Они так всегда с нами поступают — отрубленную голову накалывают на пику, и ставят посреди городской площади. Чтобы неповадно было».

— Спасибо, — еле слышно сказала она. Пьер увидел, как чуть дернулась красивая, склоненная шея — будто от удара.

— Ваше величество, — он поклонился, и тихо, осторожно закрыл за собой дверь.

Только тогда она смогла заплакать.

Пролог

Краков, апрель 1574 года

На первом этаже Суконных рядов гомонила толпа. Там, внизу, была розница — лавки с чем угодно, от пряностей до шелков и кружева.

Торговцы кричали наперебой, в узких проходах толкались съехавшиеся ко двору нового короля провинциальные паны, — оглядывающие испуганными глазами столичных пани, — бойкие девицы и дамы мерили перчатки, поднимая вверх нежные ручки, прикладывали к груди отрезы тканей, трещали веерами.

Наверху, на галерее, стояла тишина, ровно в Мариацком костеле, чьи красные башни поднимались, напротив, на другой стороне Рыночной площади. Здесь, в маленьких, душных комнатах, был опт — здесь обсуждались условия сделок и подписывались контракты, — на огромных листах бумаги, с тяжелыми, сургучными печатями.

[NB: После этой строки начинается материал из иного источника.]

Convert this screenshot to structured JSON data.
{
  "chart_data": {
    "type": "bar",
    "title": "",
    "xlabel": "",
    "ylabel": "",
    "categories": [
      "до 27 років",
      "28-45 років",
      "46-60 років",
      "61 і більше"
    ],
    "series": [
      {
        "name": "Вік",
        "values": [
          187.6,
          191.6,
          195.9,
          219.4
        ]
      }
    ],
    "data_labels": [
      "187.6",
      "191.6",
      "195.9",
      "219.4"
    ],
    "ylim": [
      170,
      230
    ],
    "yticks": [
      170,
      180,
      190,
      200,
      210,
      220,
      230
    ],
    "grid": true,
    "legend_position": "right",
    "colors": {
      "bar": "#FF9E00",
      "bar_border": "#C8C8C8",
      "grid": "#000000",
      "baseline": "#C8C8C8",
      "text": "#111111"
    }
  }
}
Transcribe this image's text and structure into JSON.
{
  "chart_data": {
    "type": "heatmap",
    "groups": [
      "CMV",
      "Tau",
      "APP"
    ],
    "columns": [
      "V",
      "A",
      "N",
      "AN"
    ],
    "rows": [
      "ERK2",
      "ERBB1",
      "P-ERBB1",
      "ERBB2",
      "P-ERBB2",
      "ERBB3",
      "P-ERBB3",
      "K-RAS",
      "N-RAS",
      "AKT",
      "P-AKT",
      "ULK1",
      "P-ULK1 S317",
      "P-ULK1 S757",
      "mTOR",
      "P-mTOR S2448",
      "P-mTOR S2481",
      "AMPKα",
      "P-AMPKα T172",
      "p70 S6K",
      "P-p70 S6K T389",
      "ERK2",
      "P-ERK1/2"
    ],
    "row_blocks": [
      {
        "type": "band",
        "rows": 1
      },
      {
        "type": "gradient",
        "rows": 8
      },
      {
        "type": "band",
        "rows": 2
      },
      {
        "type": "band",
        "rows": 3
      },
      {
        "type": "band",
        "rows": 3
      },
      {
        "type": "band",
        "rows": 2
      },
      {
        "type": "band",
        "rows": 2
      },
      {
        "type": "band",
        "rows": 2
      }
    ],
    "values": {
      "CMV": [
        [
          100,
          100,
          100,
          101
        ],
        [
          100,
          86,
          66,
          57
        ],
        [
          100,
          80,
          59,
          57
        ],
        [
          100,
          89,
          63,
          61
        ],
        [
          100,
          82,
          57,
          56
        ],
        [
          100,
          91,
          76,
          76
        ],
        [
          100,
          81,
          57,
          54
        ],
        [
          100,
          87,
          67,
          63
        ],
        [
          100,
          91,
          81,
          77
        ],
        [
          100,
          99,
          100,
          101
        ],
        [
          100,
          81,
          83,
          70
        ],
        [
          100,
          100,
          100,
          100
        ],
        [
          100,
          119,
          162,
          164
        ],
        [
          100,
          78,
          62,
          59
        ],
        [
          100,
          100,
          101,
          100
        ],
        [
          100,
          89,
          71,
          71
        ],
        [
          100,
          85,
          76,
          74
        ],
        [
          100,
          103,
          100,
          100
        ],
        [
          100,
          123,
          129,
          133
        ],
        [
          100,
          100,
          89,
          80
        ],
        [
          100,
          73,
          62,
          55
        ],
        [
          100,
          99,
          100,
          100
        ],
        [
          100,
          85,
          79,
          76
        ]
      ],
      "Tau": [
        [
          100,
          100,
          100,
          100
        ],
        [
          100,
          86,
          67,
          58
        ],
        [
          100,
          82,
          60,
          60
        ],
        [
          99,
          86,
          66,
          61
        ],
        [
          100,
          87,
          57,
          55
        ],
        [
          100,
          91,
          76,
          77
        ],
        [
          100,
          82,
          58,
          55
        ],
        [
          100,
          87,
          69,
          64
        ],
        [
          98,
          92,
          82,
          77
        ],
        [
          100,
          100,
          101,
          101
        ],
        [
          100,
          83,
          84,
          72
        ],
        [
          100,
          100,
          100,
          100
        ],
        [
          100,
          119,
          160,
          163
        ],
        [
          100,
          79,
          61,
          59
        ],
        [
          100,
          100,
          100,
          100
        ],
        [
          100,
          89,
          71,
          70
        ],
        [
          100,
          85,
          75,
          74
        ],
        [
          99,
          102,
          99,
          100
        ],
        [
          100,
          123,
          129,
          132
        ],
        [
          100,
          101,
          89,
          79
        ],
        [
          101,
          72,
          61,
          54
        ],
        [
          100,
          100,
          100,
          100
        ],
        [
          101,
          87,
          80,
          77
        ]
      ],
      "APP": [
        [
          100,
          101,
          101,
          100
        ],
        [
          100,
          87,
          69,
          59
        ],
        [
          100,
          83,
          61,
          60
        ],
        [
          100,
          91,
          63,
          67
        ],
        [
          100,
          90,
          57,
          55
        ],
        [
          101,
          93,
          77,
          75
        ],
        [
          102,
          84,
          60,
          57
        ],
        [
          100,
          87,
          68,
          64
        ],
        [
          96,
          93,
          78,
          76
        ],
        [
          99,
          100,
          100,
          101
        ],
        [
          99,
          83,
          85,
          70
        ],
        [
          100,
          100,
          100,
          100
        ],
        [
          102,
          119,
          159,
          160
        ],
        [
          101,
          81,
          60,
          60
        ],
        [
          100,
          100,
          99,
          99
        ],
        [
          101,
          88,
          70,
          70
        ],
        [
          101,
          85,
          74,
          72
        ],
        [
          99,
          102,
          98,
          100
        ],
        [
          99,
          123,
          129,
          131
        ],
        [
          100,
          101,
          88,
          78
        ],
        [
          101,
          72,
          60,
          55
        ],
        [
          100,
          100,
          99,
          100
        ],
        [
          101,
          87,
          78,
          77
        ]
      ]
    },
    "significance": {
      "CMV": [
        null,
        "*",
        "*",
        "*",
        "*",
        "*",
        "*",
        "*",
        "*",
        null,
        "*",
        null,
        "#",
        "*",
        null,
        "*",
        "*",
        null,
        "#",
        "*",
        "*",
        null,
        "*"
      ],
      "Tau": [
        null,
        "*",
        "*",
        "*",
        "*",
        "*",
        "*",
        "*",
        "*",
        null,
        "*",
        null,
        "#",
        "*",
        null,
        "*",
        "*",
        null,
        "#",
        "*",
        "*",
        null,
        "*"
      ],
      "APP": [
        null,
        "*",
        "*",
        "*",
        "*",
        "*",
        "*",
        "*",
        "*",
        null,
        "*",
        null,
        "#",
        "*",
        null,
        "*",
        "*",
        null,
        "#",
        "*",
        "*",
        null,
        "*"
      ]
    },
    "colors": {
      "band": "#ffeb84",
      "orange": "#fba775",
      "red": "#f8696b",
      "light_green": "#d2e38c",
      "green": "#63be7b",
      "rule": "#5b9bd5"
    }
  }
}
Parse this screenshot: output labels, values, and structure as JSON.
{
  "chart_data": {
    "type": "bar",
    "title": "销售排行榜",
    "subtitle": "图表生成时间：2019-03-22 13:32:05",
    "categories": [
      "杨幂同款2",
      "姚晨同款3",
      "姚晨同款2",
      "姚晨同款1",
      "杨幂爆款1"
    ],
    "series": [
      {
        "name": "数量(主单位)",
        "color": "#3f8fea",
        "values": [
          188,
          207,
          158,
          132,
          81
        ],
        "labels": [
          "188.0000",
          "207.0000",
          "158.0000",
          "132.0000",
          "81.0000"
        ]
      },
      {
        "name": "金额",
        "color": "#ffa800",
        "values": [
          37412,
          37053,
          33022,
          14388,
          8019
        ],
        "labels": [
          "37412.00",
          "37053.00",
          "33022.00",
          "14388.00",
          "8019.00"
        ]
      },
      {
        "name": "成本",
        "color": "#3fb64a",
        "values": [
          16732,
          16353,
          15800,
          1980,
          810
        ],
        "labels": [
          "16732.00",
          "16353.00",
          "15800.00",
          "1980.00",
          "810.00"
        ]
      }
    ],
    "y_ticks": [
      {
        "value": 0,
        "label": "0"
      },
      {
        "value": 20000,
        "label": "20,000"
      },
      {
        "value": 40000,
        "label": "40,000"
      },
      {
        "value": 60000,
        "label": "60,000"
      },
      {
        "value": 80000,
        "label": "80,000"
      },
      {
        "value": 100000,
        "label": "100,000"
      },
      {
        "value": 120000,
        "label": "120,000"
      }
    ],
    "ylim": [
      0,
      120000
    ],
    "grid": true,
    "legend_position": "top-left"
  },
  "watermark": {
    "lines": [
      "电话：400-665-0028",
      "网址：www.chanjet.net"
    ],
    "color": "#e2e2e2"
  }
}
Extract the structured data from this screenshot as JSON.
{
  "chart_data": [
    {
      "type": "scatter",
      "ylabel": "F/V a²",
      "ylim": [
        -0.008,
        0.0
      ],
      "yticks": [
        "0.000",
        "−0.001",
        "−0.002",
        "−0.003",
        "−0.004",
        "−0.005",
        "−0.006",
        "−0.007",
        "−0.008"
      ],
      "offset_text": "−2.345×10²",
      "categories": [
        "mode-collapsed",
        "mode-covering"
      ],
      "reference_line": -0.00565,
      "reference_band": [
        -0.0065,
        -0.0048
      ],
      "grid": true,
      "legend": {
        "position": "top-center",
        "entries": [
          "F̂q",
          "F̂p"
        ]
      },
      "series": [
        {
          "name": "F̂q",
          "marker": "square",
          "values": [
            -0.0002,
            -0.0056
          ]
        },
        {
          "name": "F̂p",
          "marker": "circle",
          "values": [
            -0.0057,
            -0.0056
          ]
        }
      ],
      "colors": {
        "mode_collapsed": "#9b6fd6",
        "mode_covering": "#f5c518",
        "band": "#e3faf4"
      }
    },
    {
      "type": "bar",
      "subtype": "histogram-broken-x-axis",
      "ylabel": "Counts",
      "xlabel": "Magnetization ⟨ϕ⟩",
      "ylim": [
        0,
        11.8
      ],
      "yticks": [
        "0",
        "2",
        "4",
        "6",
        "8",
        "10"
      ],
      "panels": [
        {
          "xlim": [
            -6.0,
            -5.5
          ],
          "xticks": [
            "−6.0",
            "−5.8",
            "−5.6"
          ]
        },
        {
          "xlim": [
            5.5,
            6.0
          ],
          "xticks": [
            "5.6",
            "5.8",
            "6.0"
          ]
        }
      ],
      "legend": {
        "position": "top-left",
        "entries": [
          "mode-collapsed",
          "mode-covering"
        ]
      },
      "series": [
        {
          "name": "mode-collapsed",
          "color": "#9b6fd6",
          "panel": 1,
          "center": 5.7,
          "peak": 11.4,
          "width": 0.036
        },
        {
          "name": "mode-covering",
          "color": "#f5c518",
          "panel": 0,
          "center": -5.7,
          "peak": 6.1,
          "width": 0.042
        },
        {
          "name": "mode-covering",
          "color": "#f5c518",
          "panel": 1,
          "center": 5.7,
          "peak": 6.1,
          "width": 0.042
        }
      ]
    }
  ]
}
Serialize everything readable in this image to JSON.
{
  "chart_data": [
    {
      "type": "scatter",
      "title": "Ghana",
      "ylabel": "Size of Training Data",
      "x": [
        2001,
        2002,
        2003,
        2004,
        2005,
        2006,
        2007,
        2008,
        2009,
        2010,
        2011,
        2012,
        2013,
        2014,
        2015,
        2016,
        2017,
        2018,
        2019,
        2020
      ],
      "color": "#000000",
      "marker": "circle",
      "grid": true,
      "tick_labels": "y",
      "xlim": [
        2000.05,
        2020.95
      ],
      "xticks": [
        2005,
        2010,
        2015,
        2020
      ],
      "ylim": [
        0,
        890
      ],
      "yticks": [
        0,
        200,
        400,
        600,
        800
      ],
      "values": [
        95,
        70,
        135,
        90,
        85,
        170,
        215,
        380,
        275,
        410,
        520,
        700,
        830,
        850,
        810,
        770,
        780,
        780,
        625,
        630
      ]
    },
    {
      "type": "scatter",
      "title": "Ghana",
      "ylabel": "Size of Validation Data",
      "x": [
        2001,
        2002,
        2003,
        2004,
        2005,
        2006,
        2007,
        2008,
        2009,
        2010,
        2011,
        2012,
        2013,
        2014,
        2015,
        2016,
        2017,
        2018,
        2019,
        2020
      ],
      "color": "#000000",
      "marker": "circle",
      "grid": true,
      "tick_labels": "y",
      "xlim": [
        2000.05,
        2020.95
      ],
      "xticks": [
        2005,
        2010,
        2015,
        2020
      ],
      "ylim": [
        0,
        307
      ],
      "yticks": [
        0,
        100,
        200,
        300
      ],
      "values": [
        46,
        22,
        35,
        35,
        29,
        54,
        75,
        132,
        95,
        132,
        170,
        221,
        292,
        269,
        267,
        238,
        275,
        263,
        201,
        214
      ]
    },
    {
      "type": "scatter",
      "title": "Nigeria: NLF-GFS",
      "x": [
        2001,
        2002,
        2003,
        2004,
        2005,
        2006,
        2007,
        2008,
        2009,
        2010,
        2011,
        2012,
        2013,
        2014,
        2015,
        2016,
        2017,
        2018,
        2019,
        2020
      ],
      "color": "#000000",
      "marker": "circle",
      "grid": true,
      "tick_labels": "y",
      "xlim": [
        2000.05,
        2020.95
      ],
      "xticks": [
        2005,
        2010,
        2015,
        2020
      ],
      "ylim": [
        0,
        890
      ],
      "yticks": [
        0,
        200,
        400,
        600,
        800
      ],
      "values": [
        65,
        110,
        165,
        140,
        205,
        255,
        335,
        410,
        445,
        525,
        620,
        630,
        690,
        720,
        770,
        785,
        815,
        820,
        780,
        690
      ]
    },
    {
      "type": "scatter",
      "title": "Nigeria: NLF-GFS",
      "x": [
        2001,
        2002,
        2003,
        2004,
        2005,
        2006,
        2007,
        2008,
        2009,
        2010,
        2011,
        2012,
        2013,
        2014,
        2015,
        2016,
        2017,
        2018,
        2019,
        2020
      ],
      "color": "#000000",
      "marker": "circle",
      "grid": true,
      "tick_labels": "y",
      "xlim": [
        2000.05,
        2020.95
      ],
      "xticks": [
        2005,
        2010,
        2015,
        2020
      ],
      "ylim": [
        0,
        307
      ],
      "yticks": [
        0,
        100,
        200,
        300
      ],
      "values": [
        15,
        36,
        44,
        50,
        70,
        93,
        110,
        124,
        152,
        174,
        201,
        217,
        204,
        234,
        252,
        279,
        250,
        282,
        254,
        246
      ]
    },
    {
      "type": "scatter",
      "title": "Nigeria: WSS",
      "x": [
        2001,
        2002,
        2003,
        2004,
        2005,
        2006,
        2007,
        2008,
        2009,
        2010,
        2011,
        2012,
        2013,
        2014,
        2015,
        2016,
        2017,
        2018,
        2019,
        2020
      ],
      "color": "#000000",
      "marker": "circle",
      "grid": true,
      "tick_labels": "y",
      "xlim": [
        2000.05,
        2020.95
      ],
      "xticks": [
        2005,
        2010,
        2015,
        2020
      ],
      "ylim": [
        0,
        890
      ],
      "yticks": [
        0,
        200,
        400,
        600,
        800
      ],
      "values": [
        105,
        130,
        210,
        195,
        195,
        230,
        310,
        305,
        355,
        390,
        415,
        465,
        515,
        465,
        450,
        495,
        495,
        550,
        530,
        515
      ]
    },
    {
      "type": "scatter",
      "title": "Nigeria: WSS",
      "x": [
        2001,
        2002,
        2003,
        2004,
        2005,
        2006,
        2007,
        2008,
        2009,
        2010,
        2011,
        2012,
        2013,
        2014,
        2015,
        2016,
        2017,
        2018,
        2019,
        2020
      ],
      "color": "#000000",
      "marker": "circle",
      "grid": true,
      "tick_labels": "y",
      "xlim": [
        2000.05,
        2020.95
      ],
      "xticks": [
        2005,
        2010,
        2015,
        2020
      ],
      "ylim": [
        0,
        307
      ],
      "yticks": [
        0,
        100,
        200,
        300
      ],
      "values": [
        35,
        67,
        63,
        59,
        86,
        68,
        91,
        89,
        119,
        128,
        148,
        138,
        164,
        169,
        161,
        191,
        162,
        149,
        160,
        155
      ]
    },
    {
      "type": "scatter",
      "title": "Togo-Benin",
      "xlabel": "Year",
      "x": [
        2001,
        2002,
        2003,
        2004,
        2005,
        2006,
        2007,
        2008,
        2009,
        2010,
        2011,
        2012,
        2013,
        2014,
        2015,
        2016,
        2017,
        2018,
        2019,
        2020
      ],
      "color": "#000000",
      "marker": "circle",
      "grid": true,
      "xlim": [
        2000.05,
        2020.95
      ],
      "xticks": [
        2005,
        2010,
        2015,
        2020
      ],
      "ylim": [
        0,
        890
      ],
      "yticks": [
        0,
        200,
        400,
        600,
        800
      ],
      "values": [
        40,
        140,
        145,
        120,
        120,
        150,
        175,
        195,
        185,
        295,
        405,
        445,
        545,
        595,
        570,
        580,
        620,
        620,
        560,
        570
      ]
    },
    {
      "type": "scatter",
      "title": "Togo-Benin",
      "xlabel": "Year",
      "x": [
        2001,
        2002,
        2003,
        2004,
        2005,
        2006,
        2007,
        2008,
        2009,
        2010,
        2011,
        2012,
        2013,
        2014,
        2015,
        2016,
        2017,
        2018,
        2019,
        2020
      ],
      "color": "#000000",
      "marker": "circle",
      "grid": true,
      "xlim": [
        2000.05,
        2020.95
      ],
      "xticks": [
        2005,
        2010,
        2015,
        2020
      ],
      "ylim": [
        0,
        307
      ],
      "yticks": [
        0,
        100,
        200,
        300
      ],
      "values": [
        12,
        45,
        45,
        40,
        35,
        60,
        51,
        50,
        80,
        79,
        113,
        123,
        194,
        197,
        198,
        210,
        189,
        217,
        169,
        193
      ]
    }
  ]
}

Рука, унизанная перстнями, потянулась к центру стола и, пошевелив горстку гвоздики, взяла одну. Торговец обнюхал пряность со всех сторон и аккуратно положил на маленькие весы.

Сидевший напротив молодой мужчина только поднял брови и чуть улыбнулся.

— Некоторые, — наставительно сказал торговец, — не будем называть их имен, — обваливают гвоздику в муке, смешанной с пеплом. Чтобы была тяжелее.

— Некоторые, — ответил синеглазый мужчина, — продают стружку дерева, выдавая ее за мускатный орех. У меня за спиной триста лет репутации дома Клюге, пан Замойский, не стану я такими вещами заниматься.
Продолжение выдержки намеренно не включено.